On the importance of reduced air leakage at edges of masks: some studies indicate that a typical pleated surgical mask "does NOT provide the wearer with a reliable level of protection from inhaling smaller airborne particles and is not considered respiratory protection. Leakage occurs around the edge of the mask when user inhales."
"Surgical and N95 masks limit and redirect the projection of airborne droplets, and surgical mask wearing is estimated to be associated with a reduction in overall viral
aerosol shedding and coronavirus. While diseases with a large proportion of symptomatic cases may result in most carriers reducing personal contacts (by choice or
incapacity), Covid-19 is thought to have a high proportion of mildly symptomatic or asymptomatic cases, and therefore more infectious persons unaware of their status may
continue to expose others. As such, even if masks offer limited personal protection, a general recommendation to wear masks in public may be particularly beneficial by containing
transmission from unknowingly infectious persons."
In support of prioritizing distribution to elderly recipients: "We consistently observed that the random distribution of masks throughout the general population is a suboptimal strategy. In contrast, prioritizing the elderly population, and
retaining a supply of masks for identified infectious cases generally leads to a larger reduction in total infections and deaths than a naïve allocation of resources."
More Reading:
Video: No-Fog Face Mask: Simple Hack That Really Works -
This is an excellent tip for anyone, not just those who wear glasses. If you don't like the feeilng of your breath escaping past your nose into your eyes, or you just want to get a better seal to even better reduce air leaks, this is a good and simple trick. The wire helps but will only do so much.

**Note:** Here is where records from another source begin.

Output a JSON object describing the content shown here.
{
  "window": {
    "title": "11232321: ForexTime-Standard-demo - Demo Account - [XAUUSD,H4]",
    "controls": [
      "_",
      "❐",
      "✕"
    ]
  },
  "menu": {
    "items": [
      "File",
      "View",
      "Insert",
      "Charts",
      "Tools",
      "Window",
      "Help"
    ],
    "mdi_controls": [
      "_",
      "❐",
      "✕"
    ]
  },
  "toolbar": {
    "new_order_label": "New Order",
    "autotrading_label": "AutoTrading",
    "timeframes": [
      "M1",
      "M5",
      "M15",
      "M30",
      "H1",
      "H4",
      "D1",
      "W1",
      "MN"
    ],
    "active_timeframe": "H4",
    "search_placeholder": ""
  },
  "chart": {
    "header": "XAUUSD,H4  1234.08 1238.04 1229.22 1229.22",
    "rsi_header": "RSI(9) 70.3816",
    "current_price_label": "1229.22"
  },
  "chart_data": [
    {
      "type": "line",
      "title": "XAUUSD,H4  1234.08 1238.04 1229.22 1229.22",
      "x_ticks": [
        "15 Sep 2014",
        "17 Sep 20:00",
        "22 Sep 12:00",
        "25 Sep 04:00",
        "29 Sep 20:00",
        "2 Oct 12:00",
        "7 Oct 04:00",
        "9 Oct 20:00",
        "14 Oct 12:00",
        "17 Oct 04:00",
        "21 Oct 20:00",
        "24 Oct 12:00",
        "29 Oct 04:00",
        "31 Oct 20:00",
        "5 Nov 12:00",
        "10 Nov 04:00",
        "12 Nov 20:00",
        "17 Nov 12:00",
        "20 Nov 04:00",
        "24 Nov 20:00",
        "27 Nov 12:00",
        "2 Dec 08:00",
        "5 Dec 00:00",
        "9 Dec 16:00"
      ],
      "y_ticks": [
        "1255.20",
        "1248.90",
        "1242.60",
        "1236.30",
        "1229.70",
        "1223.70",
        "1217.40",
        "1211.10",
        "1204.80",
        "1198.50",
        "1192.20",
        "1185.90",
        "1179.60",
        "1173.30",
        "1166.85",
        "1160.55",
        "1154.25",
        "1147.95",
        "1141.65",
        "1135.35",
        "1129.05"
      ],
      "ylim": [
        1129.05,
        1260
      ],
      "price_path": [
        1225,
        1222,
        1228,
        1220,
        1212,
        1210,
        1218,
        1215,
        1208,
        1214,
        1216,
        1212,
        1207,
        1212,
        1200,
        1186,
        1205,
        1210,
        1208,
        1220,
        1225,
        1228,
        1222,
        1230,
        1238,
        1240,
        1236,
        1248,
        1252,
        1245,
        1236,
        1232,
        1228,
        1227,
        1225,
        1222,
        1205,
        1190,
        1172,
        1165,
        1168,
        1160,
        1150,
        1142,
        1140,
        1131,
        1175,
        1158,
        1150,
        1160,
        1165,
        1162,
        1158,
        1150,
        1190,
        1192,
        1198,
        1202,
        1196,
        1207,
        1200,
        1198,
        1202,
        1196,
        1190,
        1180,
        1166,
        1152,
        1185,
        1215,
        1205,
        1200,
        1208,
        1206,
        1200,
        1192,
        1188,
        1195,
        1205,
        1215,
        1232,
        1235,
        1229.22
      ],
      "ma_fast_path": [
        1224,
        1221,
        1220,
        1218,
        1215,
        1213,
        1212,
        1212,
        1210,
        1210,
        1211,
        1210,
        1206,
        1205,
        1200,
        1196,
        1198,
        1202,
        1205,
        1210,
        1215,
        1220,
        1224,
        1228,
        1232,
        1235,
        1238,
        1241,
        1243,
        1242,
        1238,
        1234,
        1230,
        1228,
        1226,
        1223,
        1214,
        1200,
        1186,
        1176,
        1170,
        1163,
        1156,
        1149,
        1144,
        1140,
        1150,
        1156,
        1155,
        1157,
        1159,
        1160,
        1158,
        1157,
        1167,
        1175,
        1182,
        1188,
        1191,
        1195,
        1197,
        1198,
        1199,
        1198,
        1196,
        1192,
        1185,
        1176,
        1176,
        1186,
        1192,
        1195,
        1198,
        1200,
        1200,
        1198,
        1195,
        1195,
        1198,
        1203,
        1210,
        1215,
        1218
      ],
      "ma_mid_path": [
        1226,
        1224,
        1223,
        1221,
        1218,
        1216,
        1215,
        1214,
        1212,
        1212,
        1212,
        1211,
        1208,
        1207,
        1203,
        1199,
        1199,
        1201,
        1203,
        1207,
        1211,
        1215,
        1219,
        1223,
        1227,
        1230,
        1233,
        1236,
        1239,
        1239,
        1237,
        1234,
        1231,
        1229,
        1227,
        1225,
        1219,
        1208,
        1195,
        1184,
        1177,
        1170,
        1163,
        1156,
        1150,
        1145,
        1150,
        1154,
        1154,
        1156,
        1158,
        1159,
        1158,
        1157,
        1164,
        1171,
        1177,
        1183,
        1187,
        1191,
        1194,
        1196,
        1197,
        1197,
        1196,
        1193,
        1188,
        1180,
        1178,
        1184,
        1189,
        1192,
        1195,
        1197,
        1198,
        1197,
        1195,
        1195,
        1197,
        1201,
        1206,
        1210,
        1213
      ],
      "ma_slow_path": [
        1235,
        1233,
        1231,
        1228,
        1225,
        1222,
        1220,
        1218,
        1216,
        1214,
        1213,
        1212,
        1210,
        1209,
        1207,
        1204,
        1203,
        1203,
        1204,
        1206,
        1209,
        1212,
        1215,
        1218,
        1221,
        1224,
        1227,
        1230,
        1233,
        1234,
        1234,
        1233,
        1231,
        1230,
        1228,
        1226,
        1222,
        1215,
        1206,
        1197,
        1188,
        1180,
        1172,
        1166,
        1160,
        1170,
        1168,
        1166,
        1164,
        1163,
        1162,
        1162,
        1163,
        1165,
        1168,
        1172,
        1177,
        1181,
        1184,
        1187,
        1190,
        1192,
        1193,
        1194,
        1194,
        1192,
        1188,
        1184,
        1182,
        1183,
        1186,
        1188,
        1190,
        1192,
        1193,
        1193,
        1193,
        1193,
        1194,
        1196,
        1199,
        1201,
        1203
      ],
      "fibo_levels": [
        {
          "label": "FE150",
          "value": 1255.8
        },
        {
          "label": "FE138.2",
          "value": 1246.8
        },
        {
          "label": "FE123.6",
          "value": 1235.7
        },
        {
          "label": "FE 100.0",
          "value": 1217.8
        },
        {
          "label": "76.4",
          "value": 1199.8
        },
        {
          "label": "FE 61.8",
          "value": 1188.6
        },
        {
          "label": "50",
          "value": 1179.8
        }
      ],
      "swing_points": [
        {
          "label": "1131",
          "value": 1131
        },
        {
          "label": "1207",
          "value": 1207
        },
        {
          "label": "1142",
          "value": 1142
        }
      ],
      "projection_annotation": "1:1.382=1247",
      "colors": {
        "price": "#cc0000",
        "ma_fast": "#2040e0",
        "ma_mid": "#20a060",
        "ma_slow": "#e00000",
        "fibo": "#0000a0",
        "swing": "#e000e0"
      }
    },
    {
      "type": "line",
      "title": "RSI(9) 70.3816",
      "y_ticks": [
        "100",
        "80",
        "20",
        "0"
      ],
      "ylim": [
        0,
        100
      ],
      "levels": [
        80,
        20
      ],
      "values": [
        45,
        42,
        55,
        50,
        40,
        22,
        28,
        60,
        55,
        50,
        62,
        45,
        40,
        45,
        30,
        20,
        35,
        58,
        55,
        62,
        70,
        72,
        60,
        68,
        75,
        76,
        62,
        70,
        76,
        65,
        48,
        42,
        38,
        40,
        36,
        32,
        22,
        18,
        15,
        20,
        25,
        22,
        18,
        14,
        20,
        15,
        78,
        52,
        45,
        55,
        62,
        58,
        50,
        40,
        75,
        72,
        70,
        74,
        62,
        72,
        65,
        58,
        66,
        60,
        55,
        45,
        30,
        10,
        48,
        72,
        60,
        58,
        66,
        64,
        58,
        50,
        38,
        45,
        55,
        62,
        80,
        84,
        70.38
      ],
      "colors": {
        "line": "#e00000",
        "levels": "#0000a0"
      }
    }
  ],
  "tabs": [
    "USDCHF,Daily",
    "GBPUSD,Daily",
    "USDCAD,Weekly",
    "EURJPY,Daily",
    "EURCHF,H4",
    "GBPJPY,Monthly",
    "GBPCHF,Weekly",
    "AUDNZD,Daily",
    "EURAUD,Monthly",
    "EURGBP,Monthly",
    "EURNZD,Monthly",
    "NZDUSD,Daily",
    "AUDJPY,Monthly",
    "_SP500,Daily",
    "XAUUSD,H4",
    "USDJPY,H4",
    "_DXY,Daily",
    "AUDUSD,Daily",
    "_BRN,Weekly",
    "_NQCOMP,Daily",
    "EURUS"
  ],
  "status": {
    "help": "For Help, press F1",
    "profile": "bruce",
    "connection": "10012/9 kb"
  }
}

https://www.youtube.com/watch?v=IrYFvE_mCU4
Universal Masking is Urgent in the COVID-19 Pandemic: SEIR and Agent Based Models, Empirical Validation, Policy Recommendations
https://arxiv.org/abs/2004.13553
In Mask Debate, Social Distancing Remains Priority
NOTE: the articles we've linked here are not cherry-picked for pro-mask results. We did find papers that were not as enthusiastic about masks, or certain types of masks, for widespread public use. But reading only the titles and abstracts misses the more important nuances of these guidelines. Most of the research that fails to support widespread adoption of masks for the general public fits a similar pattern to that presented here: (1) social distancing is still superior to close-contact with masks (which may provide a false sense of security), (2) the pandemic is so new, there has not been sufficient time to accumulate a body of evidence that supports efficacy of masks (but that public should not confuse this with evidence against efficacy of masks, and (3) (perhaps most important to the volunteer mask-making community) the fit and filter efficacy are a big part of the equation, so the idea that "any mask is better than none" is not a good approach, and a poorly fitted mask can be harmful to an unsuspecting recipient who believes they are protected. This is why our website recommends one specific mask type, and recommends—above all other options—a surgical mask inserted as a filtration layer. The take-away should be that masks are not fool-proof, and everyone should exercise caution, and masks need to be of top quality and tight fit to be effective.